[openstack-dev] [stable][infra][qa] Preparing 2014.2.4 (Juno) WAS Re: [Openstack-operators] [stable][all] Keeping Juno "alive" for longer.
Kuvaja, Erno
kuvaja at hpe.com
Fri Dec 4 10:58:06 UTC 2015
> -----Original Message-----
> From: Jeremy Stanley [mailto:fungi at yuggoth.org]
> Sent: Wednesday, December 02, 2015 8:34 PM
> To: OpenStack Development Mailing List (not for usage questions)
> Subject: Re: [openstack-dev] [stable][infra][qa] Preparing 2014.2.4 (Juno)
> WAS Re: [Openstack-operators] [stable][all] Keeping Juno "alive" for longer.
>
> [Apologies for the delayed reply, after more than a week without Internet
> access it's taking me more than a week to catch up with everything on the
> mailing lists.]
>
> On 2015-11-20 10:21:47 +0000 (+0000), Kuvaja, Erno wrote:
> [...]
> > So we were brainstorming this with Rocky the other night.

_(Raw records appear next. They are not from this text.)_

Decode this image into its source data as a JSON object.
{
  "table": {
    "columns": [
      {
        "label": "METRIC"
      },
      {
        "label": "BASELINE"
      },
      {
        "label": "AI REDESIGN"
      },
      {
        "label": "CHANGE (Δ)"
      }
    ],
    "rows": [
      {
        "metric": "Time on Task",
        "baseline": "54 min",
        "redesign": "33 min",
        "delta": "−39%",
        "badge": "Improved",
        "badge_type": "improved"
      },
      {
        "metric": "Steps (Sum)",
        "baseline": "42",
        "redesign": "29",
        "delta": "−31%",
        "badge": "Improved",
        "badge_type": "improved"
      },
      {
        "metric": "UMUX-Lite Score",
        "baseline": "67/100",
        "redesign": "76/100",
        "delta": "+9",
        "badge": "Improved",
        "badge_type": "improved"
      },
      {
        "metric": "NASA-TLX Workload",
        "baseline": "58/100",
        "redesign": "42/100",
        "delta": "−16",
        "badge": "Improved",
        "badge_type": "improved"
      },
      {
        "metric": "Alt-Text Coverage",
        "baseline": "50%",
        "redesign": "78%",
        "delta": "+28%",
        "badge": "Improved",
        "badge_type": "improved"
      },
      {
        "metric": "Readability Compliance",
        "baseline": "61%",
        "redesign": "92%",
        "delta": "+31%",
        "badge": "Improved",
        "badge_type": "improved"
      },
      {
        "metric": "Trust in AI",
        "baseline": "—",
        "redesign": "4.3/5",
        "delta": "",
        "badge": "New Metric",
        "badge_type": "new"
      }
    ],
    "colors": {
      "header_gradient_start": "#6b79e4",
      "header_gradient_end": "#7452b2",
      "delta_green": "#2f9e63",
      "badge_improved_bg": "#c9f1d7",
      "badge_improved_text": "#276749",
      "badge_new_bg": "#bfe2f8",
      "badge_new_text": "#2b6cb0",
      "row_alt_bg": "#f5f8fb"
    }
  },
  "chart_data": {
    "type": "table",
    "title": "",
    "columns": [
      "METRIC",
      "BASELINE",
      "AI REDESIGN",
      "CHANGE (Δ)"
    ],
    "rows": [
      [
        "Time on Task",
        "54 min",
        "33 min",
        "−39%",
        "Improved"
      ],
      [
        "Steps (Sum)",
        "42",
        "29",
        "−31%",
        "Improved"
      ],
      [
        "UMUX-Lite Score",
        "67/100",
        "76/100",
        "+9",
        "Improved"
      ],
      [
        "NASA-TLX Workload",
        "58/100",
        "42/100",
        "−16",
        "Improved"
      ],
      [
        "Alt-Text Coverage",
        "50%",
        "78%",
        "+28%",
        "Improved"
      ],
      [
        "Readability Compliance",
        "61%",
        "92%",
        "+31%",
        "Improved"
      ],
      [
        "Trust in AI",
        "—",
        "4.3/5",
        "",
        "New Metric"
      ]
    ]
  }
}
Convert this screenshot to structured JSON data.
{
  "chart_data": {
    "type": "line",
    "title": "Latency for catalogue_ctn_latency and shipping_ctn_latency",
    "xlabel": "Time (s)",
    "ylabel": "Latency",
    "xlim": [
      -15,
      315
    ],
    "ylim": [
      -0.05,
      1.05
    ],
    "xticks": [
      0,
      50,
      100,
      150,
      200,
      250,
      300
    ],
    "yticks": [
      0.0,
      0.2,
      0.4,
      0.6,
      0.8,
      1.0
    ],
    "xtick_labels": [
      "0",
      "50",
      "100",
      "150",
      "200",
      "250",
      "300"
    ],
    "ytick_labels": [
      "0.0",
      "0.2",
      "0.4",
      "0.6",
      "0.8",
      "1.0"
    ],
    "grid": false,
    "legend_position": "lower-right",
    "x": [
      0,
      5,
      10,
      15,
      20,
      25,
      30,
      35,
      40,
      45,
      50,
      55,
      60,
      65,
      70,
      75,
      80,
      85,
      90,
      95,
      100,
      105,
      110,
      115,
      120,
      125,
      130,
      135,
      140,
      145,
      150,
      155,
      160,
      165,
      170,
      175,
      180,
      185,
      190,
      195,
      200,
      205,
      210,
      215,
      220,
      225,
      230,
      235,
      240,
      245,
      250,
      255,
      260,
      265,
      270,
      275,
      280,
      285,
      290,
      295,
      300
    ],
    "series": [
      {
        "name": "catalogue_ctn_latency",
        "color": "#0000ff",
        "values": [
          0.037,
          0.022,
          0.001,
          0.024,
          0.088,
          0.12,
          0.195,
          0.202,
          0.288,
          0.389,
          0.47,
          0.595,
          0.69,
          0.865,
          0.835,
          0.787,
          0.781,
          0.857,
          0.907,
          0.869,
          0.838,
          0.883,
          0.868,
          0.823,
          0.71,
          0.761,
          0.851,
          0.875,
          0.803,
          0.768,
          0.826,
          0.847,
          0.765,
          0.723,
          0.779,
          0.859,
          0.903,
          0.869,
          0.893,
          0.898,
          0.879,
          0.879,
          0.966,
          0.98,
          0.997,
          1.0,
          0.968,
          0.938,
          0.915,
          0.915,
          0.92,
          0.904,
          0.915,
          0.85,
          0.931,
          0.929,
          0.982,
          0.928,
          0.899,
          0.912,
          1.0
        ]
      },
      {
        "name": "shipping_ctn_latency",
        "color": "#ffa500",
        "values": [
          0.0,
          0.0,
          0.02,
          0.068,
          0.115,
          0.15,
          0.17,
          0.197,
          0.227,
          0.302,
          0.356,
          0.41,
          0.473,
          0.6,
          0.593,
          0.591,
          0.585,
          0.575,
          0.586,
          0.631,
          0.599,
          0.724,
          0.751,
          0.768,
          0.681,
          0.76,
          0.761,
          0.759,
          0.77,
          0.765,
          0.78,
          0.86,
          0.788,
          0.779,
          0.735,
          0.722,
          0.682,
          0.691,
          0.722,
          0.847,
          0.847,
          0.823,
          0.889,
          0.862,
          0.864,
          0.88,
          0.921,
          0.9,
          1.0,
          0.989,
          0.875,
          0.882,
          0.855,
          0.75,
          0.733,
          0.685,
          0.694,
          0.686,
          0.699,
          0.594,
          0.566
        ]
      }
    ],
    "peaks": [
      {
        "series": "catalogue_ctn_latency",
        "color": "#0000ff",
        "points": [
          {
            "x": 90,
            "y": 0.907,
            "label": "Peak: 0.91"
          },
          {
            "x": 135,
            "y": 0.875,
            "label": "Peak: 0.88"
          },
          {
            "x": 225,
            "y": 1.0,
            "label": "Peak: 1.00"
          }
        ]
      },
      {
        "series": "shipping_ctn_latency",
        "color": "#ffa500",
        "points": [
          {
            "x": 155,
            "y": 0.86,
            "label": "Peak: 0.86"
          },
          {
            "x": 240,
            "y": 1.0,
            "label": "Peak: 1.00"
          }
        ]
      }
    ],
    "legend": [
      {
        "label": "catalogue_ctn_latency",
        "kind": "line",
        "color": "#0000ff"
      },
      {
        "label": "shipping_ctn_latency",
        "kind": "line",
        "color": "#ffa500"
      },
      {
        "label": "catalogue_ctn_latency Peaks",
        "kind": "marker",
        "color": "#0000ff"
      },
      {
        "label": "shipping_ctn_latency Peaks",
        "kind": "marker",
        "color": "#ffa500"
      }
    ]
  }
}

Would this
> > be possible to do by following:
> >
> > 1) we still tag juno EOL in few days time
>
> Hopefully by the end of this week, once I finish making sure I'm up to speed
> on everything that's been said while I was out (anything less would be
> irresponsible of me).
>
> > 2) we do not remove the stable/juno branch
>
> As pointed out later in this thread by Alan, it's technically possible to use a tag
> instead of a branch name (after all, both are just Git refs in the end), and
> deleting the branch sends a clearer message that there are no new commits
> coming for stable/juno ever again.
>
> > 3) we run periodic grenade jobs for kilo
> >
> > I'm not that familiar with the grenade job itself so I'm doing couple
> > of assumptions, please correct me if I'm wrong.
> >
> > 1) We could do this with py27 only
>
> Our Grenade jobs are only using Python 2.7 anyway.
>
> > 2) We could do this with Ubuntu 1404 only
>
> That's the only place we run Grenade now that stable/icehouse is EOL (it was
> the last branch for which we supported Ubuntu 12.04).
>
> > If this is doable would we need anything special for these jobs in
> > infra point of view or can we just schedule these jobs from the pool
> > running our other jobs as well?
> >
> > If so is there still "quiet" slots on the infra utilization so that we
> > would not be needing extra resources poured in for this?
> >
> > Is there something else we would need to consider in QA/infra point of
> > view?
> [...]
>
> There are no technical Infra-side blockers to changing how we've done this in
> the past and instead continuing to run stable/kilo Grenade jobs for some
> indeterminate period after stable/juno is dead, but it's also not (entirely) up
> to Infra to decide this. I defer to the Grenade maintainers and QA team to
> make this determination, and they seem to be pretty heavily against the
> idea.
>
> > Big question ref the 2), what can we do if the grenade starts failing?
> > In theory we won't be merging anything to kilo that _should_ cause
> > this and we definitely will not be merging anything to Juno to fix
> > these issues anymore. How much maintenance those grenade jobs
> > themselves needs?
>
> That's the kicker. As I explained earlier in the thread from which this one
> split, keeping Juno-era DevStack and Tempest and all the bits on which they
> rely working in our CI without being able to make any modifications to them
> is intractable (mainly because of the potential for behavior changes in
> transitive dependencies not under our control):
>
> http://lists.openstack.org/pipermail/openstack-dev/2015-
> December/081109.html
>
> > So all in all, is the cost doing above too much to get indicator that
> > tells us when Juno --> Kilo upgrade is not doable anymore?
>
> Yes. This is how we arrived at the EOL timeline for stable/juno in the first
> place: gauging our ability to keep running things like DevStack and Tempest
> on it. Now is not the time to discuss how we can keep Juno on some
> semblance of life support (that discussion concluded more than a year ago),
> it's time for discussing what we can implement in Mitaka so we have more
> reasonable options for keeping the stable/mitaka branch healthy a year from
> now.
> --
> Jeremy Stanley
Thanks for two detailed reply Jeremy!
I think this (and the one you replied to Rocky) gives enough background in compact package for interested parties to start focusing their efforts to the direction they seem appropriate. Let's see where we are in a year's time.